Mas, e no caso de Davi? O pecado de Davi não foi o censo em si, mas a confiança nos números tomando o lugar da confiança em Deus. Provavelmente, Deus permitiu que Satanás tentasse Davi a promover o censo, o que realmente ocorreu; não sem um último alerta de Deus pela boca do general Joabe (IISm 24.3). Assim, o autor de Samuel diz que o Senhor incitou Davi, pois foi Ele quem permitiu a tentação. O autor de Crônicas diz que foi Satanás quem incitou Davi, pois ele é o tentador por natureza, e nós que dispomos da revelação completa do Novo Testamento, sabemos que Deus a ninguém tenta (Tg 1.13). Portanto, os dois textos expõe o mesmo fato lembrando duas verdades: Satanás é o tentador por natureza e Deus é o soberano por natureza. Paulo afirma categoricamente que ninguém será tentado além do que é capaz de resistir (ICo 10.13) provando que Deus não tenta ninguém, mas tem o controle sobre todas as tentações que Satanás em sua ira intenta contra a humanidade. Não estamos órfãos, Ele nos guarda e nos livra, mas também nos prova, e essa provação pode ser executada pelo tentador.

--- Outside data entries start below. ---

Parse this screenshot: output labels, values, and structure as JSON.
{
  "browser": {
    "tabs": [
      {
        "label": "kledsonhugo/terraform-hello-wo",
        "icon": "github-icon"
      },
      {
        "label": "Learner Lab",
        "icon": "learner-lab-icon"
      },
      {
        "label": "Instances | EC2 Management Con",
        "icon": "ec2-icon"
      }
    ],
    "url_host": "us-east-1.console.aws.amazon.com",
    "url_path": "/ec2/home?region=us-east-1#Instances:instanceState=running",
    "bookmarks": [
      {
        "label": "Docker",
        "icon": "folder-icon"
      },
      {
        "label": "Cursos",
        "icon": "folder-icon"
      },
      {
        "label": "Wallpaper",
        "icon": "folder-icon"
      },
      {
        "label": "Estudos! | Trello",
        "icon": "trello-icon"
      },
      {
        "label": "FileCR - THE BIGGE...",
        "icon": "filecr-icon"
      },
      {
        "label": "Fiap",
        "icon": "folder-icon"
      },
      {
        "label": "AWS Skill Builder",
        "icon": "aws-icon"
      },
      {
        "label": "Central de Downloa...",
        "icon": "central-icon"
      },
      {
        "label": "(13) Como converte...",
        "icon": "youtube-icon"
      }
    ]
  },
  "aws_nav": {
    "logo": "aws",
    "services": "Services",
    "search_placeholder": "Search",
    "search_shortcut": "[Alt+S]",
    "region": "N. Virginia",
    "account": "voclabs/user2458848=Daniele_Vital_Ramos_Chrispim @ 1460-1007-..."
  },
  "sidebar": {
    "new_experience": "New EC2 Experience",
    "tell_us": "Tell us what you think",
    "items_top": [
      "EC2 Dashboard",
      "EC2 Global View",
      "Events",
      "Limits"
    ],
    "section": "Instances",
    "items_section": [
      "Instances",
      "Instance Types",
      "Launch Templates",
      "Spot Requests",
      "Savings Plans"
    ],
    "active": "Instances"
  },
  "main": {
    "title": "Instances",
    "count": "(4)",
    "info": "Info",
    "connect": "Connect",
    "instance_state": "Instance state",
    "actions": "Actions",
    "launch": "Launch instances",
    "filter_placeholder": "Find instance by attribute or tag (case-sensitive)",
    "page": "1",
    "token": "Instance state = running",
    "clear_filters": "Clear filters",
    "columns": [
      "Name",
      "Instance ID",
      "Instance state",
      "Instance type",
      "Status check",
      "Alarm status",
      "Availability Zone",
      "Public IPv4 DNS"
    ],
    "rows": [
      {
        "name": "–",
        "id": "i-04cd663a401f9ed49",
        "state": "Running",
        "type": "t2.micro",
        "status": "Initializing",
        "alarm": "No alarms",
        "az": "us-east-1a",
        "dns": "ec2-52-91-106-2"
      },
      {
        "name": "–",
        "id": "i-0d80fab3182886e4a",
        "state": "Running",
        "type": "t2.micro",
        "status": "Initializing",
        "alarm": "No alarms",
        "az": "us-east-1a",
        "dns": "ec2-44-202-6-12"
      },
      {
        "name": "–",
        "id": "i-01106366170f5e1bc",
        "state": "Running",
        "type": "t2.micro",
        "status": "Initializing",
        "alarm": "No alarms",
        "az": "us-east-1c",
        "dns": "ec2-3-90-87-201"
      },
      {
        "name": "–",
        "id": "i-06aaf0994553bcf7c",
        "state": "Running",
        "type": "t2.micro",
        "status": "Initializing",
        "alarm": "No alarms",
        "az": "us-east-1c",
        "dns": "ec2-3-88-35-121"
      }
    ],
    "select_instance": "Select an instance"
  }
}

Cometemos o mesmo pecado de Davi muitas vezes. É comum ver “pastores” que medem a ação de Deus pelo número de membros de sua igreja ou pelo valor das entradas financeiras. Crentes que confiam no número de boas obras que fazem e não na graça do Senhor que lhes dá o privilégio de servirem. Pregadores que medem a “unção” da sua mensagem pelo número de parabéns que recebe quando desce do púlpito ou pelo número de pessoas que foram à frente no apelo. Cristão que anestesiam sua própria consciência que os acusa aumentando o valor das suas ofertas ou o número de horas que passa na igreja ou o número de cultos que frequenta. Os números são importantes e podem servir para nos alertar sobre algum problema, mas a matemática é serva de Deus e não Deus servo da matemática! Deus é quem detém todo o poder! Ele é soberano! Ele pode todas as coisas! É Ele quem opera tudo em todos (ICo 12.6).
Além disso, os textos estudados nos ensinam outras lições sobre a responsabilidade da liderança e a abrangência da sua influencia, tanto para o bem como para o mal. A vastidão das consequências do pecado na liderança e lições preciosas sobre o senso de justiça de Deus.